Śniadania:
- w wersji z chlebem - śledź, sardynki, jajka na miękko,
- płatki/kasza z kefirem, jogurtem skyrem, łyżka oleju z awokado lub siemienia,
- gofry, omlety.
Obiad:
- chude mięso lub tłusta ryba z dodatkami.
Kolacja:
- sałatka ze strączkami, garść orzechów, łyżka pestek.
Pamiętać o porcji owoców!
Jedzeniowo jest już całkiem nieźle. Tzn ciągle lekki chaos, ale coraz częściej wygląda to tak, jakbym chciała.

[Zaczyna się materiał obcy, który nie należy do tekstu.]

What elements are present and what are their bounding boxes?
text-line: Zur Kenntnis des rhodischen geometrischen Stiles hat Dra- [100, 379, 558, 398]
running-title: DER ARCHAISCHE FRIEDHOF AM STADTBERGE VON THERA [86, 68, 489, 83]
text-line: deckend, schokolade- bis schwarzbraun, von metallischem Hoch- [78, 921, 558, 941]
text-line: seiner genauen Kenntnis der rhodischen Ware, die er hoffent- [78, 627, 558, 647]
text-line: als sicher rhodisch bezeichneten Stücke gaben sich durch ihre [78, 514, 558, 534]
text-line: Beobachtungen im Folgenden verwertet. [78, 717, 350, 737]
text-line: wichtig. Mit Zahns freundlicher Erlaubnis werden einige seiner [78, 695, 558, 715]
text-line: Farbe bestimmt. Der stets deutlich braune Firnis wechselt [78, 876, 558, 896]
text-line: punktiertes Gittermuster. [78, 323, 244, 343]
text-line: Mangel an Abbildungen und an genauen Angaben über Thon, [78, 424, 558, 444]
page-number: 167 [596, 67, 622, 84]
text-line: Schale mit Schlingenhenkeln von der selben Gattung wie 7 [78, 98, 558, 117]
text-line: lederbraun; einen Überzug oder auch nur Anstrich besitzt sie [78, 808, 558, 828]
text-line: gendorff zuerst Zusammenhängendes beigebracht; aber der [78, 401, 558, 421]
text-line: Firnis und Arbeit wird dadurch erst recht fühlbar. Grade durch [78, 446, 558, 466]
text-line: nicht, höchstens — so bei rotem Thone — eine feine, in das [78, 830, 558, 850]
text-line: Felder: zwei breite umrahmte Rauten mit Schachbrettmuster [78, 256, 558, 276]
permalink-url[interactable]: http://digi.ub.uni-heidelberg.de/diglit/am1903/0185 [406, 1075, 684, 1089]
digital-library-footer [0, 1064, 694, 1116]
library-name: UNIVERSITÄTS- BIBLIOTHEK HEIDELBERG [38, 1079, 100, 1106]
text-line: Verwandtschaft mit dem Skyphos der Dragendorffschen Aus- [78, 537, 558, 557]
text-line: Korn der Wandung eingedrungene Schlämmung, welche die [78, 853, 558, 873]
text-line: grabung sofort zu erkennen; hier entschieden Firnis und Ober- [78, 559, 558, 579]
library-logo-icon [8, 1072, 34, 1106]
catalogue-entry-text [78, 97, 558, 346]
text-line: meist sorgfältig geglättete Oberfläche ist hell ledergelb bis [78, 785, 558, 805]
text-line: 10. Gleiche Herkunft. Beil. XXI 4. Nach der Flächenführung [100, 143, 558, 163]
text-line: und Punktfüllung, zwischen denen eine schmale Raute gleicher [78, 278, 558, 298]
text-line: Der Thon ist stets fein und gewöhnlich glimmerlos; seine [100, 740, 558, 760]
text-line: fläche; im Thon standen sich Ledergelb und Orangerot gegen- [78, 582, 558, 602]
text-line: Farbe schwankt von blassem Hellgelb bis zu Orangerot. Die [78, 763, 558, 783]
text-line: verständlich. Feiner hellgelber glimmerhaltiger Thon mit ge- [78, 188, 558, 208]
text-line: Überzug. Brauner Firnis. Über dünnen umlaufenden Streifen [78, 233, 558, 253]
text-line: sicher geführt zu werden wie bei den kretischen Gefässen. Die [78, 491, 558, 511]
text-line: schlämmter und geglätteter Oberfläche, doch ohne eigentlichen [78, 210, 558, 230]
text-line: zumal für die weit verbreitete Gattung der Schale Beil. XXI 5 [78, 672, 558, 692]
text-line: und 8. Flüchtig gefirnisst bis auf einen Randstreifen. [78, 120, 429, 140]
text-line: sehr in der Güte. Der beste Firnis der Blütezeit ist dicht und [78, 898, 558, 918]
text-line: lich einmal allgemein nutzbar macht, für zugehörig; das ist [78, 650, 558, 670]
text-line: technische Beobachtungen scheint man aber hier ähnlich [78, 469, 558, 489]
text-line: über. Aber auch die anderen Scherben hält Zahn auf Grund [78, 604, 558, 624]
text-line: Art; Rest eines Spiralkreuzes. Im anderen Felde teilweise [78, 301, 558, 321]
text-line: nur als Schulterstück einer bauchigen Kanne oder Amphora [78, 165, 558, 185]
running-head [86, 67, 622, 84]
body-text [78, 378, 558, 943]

Natomiast z codzienną dawką ruchu, która przypomnę, ma sprawić, że będę aktywna, ale nie przemęczona, jest mały problem. Z rotorka korzystam w dni, w których z jakiegoś powodu nie wychodzę na dłuższy spacer. Chciałabym jednak wprowadzić jeszcze rozciąganie/pilates. Nie powinno mi zaszkodzić. Raczej 😅 No ale szukam i szukam. Nie trafiłam jeszcze na program dla początkujących z zachęcającym prowadzącym. Jakieś polecajki?
Marieke
22 maja 2024, 18:17Dobrze, że w jedzeniu poprawa, chociaż wiemy, że w życiu nigdy idealnie nie będzie 😁 Pilatesu jakoś nigdy nie ćwiczyłam, ale na rozciąganie bez zmęczenia mogę polecić do spróbowania yin yogę (chociaż to dosyć nudne).
kawonanit
22 maja 2024, 20:02Ooo, to coś podobnego to calaneticsu. Lubię 😃 Spróbuję. Dzięki!
Kaliaaaaa
22 maja 2024, 17:45Ja lubię Codziennie FIT, kiedyś ćwiczyłam z Chodakowska ale zaczęła mnie ponad miarę irytować.... CF ma rozne treningi, wczoraj robiłam krótkie mobility, i choć w sumie nudzą mnie takie spokojne treningi to faktycznie trochę otworzyłam biodra (mam z nimi problem ostatnio) Ach jest jeszcze bodajże Małgorzata Mostowska od jogi, jedyna z którą jakoś mi ta joga szła bezboleśnie.
Kaliaaaaa
22 maja 2024, 17:47Ale po prawdzie- ciężko powiedzieć co dla ciebie będzie męczące.. Mnie rozciągania czasem męczą, ale to może być kwestia wagi ... Także pytanie w jakiej jesteś kondycji - spróbuj z zegarkiem/opaska żeby nieprzekraczac tętna?
kawonanit
22 maja 2024, 17:57No właśnie dostałam szalenie precyzyjne wytyczne (ironia). Do niedawna jeszcze łatwo mi było rozróżnić te męczące, bo zwyczajnie np. nie byłam w stanie się schylić, albo wejść po schodach. Teraz jest lepiej i bardziej powstrzymuje mnie lęk, niż ciało. Ciągle nie myślę o aktywności w kontekście chudnięcia tylko, żeby być sprawnym, uniknąć czynników ryzyka (najprawdopodobniej niedługo odstawiam leki przeciwzakrzepowe i... no zwyczajnie boję się kolejnego zatoru).
Tojotka
22 maja 2024, 17:25Jeżuuuu, kcem śledzia! Aleś mi narobiła smaka. Idę do sklepu. U mnie w osiedlowym mają najlepsze na świecie "po wiejsku". Uuuuu, będzie jedzone 🤣
kawonanit
22 maja 2024, 17:49To dobrze, samo zdrowie 😄 sama praktykuję śledzie w przeróżnych odsłonach 😁 ale ostatnio kupiłam zepsute... obraziłam się i szukam innego dostawcy.